Set designer Annabel Barry ’19 also took the participatory theater aspect to heart. Tiles, made of sustainable materials supplied by the Office of Sustainability, were featured extensively by Barry in the form of mosaics. The mosaics were created over the course of months with the help of children from Princeton Arts’ after-school program, adults from HomeFront NJ’s art therapy program, as well as Princeton students and faculty. 

They colorfully framed the onstage action with textured depictions of animals, plants, and patterns, providing a childish edge to the many scenes of humor and joy. Conversely, the tiles’ absence revealed a dark and empty stage, effectively introducing the gloomy underworld and Odysseus’s harrowing battles against violent monsters and giants.

The classic story of “The Odyssey is known for its adventure and bravery. But it is no more a story of heroism than a story of love, family, and what it means to have a home. The final line that the company sings in the show is “welcome home,” a fitting end to a production that welcomed Princeton students, Trenton youth, and adults beyond the Princeton gates alike.

Students often joke about the “Orange Bubble” that encompasses and isolates the Princeton campus, but rarely attempt to burst it. Along with the rest of the University, the arts community can easily fall into the trap of detaching itself from the real world. But Princeton students should not be making art or theater solely for the enjoyment of their fellow Princetonians, or, in the case of the thesis productions, for the sole purpose of concluding their four years of training and learning. 
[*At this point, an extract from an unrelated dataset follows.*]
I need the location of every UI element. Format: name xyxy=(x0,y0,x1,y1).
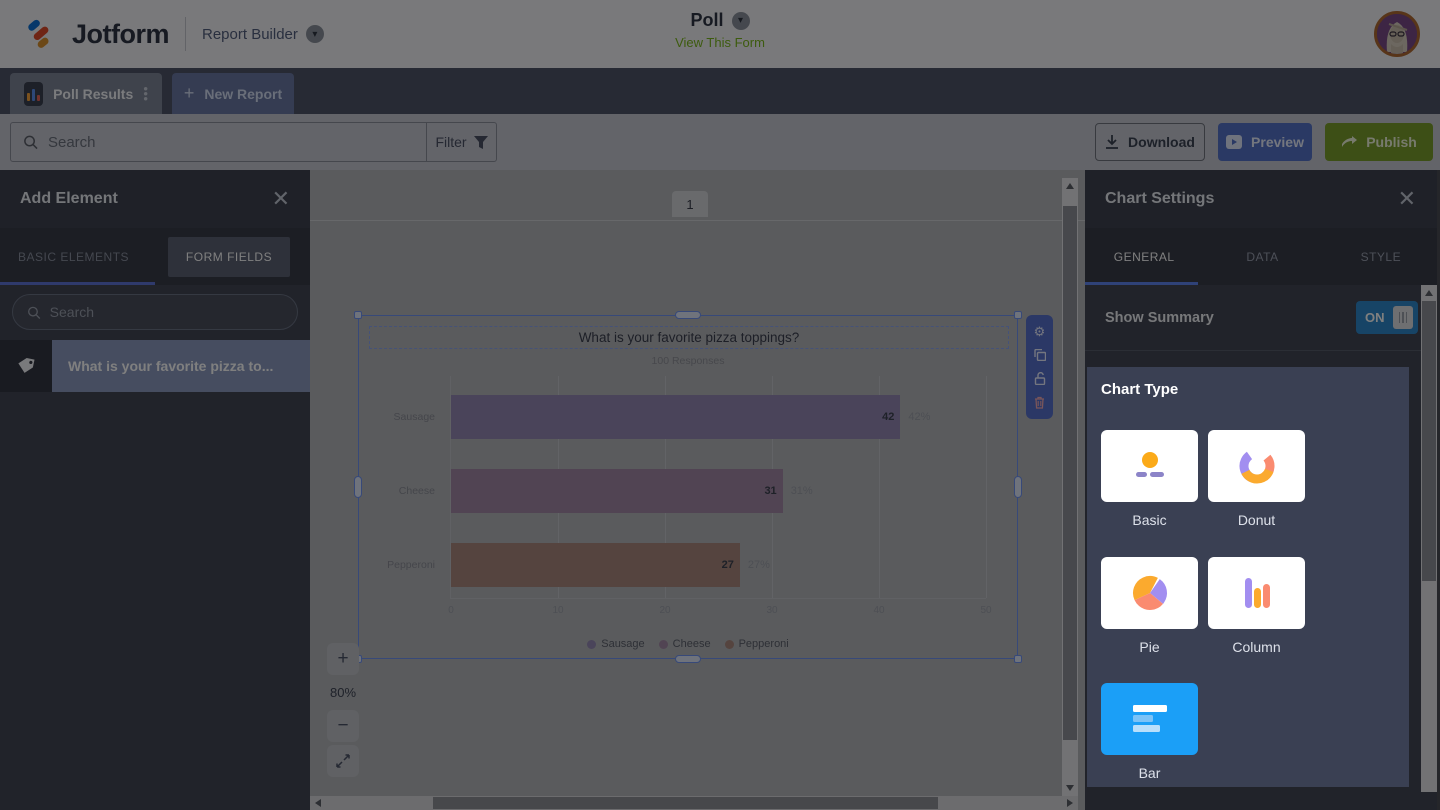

Students should be using their opportunities here to make art that has a place in the broader world. This is not to say that there isn’t value in theater being focused on a community like Princeton, but, at its core theater was made to be something that all people — not just 18- to 21-year-old Ivy Leaguers — can connect with and be a part of.

Theater can reach beyond the Princeton bubble and make an impact on the surrounding communities in ways that other areas of our university may not be able to. As Victoria Davidjohn so beautifully put it, “there is a bright opportunity for the theater to be a space where a better world is imagined and created. Accessibility and inclusivity are central tenets of radical hospitality, and through this, we are empowered to inspire and create joy.”

The goal of Public Works is to create “Theater, of, by and for the people,” and this past weekend’s production of “The Odyssey brought exactly that to Princeton’s campus.